CHICAGO (CBS) -- A study by Chicago area university professors has found, if history is any guide, the Chicago Public Schools' plan to close 53 schools will fail when all is said and done.

The professors are part of the research group Chicagoland Researchers and Advocates for Transformative Education (CReATE). Several of them looked at other school closing studies from Chicago and around the country.

What they found, according to Roosevelt University Sociology Associate Professor Stephanie Farmer, was that most students from 44 closed schools over 10 years in Chicago did not wind up in better academic situations.

"It's just not the students from closed schools whose academic performance may suffer, but also the kids from the receiving school, partly due to – in part – the increase in the classroom sizes," she said.

Study: School Closings Will Hurt Kids

Farmer also said there was more violence associated with the so-called "receiving" schools that got students from schools that had closed.

Farmer said the school under-use rationale for closing schools is right out of the playbook of pro-charter school organizations like the Broad Foundation, of which Schools CEO Barbara Byrd-Bennett is a disciple.

She also questions the 30 students to a classroom number as the level CPS believes schools should have in order to be utilized fully.
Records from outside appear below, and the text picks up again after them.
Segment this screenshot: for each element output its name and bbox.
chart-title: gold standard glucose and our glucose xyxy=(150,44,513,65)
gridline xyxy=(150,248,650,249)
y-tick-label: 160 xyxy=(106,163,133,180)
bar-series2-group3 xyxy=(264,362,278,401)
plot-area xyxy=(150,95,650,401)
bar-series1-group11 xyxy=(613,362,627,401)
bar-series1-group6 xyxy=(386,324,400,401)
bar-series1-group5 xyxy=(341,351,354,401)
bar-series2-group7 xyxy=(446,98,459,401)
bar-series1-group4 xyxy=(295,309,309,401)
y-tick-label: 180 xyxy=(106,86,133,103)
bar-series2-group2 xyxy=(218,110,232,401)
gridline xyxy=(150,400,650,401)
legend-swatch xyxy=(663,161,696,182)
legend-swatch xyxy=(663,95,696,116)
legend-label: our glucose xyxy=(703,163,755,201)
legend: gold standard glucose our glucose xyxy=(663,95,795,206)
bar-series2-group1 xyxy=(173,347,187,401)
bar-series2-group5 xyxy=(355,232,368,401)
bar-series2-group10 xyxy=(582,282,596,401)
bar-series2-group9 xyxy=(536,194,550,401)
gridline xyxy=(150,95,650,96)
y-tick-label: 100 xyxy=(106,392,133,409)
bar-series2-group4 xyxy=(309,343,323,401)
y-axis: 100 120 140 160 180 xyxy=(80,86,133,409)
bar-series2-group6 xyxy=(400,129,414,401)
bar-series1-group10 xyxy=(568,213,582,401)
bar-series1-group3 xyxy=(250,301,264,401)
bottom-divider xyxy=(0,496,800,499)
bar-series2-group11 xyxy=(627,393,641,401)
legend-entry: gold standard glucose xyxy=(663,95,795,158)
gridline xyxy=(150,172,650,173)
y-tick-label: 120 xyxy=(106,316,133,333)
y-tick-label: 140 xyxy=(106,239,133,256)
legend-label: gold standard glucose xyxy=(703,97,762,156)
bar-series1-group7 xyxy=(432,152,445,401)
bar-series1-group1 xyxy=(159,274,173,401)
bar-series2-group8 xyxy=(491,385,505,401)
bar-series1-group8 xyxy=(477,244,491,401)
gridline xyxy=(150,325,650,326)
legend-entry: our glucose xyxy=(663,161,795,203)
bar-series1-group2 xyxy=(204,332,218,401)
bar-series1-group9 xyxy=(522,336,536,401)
"The Chicago Lab School that Rahm Emanuel sends his kids to only have like 23 students per classroom," she said. "These elites that are going to determine that 30 kids are the ideal utilization level certainly don't send their kids to schools that have 30 students per classroom."

Farmer also said she doubts CPS will save any money by closing schools, and she said the district will wind up opening more charter schools.

Closing schools, she said will likely cause more racial disparity in Chicago, with impoverished neighborhoods getting even worse without a neighborhood public school.

"You keep taking resources out of African-American neighborhoods, particularly the most distressed ones where you have vacant properties," she said. "They need to sell these properties to entice people to move back into these neighborhoods. How can you entice people to move back into a neighborhood when there is not a convenient public school?"